The hike back from Tent Camp #3 was a memorable one. George Smith recalled:

 

[During the field problem,] A Company was to retreat for a day and a half, while C and B tried to catch us; then it was supposed to be reversed. Well, in that day and a half we run ’em down so bad they called it off. This was at Tent Camp #3, about thirty miles out. At the end of the exercise, we were waiting along the road for our trucks – and then [Captain Irving] Schechter says, “We’re not riding, we’re walking.” Thirty-some miles, after we played around for a bit! And we came back in like six hours. It was one hell of a run, and all the way back, people are saying, are we going up that goddamn hill?

 

“That goddamn hill” was a steep, almost cliff-like edifice near the company barracks. The road out to the boondocks ran along the base of the hill before curving and doubling back to the barracks area. “Schechter, in his wisdom, figured we can cut all this out if we go up this goddamn hill,” continued Smith, “and I’ll tell you, it was steep! You had to really hang on, and after a couple of times you break loose the grass and it’s all dirt.
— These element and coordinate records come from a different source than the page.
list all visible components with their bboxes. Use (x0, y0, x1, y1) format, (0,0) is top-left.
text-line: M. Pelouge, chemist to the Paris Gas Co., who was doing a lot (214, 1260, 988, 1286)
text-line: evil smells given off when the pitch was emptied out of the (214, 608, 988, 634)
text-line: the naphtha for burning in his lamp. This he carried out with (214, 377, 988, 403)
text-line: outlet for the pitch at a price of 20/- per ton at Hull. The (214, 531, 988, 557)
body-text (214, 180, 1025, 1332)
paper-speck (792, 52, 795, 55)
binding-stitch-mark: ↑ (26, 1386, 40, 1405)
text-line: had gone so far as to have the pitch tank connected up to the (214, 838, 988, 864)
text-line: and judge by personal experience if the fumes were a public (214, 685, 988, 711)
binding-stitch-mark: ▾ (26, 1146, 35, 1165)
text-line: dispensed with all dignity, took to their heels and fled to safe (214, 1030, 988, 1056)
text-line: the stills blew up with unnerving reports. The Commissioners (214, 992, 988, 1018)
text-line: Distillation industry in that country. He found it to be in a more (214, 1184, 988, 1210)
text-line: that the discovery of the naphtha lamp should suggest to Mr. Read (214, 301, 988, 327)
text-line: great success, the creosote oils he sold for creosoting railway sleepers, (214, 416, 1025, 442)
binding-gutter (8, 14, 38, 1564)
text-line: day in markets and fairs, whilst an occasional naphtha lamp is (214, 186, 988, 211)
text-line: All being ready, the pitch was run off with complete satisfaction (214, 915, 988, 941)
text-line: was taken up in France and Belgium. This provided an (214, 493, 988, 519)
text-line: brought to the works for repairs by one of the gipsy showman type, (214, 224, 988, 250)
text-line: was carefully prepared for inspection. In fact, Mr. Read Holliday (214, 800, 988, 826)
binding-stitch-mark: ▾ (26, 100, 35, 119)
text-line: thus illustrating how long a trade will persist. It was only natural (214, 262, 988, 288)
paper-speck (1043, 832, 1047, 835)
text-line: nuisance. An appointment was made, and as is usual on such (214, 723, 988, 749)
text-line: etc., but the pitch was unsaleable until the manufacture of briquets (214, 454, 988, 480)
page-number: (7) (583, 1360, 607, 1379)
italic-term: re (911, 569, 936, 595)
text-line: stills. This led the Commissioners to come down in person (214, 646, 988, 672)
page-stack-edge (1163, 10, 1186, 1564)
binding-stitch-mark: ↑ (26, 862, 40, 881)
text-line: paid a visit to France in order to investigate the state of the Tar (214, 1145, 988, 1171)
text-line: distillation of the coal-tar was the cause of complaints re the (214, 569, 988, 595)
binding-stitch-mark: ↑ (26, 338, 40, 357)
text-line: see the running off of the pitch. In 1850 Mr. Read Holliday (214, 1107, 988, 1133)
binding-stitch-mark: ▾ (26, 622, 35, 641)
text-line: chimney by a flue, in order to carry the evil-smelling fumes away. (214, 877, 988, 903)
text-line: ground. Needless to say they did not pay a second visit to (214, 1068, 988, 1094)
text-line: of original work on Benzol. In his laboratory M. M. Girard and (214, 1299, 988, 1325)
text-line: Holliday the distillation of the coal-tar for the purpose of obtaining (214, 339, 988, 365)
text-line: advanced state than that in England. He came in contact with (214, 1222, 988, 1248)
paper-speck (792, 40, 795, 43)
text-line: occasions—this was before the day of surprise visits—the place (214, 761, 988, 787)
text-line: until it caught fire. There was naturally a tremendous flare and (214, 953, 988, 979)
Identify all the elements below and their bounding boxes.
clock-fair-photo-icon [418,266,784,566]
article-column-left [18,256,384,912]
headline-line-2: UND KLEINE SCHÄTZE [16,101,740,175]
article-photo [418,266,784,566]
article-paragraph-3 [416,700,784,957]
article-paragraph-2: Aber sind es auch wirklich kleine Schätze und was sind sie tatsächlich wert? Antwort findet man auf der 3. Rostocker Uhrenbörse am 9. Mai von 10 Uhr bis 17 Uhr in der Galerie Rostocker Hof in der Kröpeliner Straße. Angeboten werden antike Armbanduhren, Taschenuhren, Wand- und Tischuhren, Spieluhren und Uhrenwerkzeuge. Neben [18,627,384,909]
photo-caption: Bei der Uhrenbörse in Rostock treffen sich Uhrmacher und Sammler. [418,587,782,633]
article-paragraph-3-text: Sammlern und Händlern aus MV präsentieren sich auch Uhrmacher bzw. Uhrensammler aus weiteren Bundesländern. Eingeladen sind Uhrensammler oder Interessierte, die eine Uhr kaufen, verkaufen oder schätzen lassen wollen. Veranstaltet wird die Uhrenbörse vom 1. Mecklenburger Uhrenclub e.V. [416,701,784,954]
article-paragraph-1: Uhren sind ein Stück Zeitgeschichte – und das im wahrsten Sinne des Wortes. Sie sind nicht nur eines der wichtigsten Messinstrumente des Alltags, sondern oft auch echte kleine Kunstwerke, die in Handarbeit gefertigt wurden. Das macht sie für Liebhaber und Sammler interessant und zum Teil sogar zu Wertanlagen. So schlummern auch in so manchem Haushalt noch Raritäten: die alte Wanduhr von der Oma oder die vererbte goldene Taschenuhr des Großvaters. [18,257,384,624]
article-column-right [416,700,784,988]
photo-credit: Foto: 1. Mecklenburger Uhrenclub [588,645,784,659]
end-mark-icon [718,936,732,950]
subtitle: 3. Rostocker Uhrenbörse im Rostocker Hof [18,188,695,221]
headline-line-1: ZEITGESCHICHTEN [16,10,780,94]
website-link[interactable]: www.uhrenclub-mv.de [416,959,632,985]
I still can’t decide if it was worth it.”

 

Sure enough, Company A capped off their return march with a trip up “Buck’s Shortcut.”

It’s dark; we’re all tired. Six hours, and man, we went up that goddamn hill. I thought if someone coulda got a hold of Schechter that night, they would have killed him! But at the same time, we really realized what the hell we did physically. Man, we were in good shape. Whether we could fight or not was something else.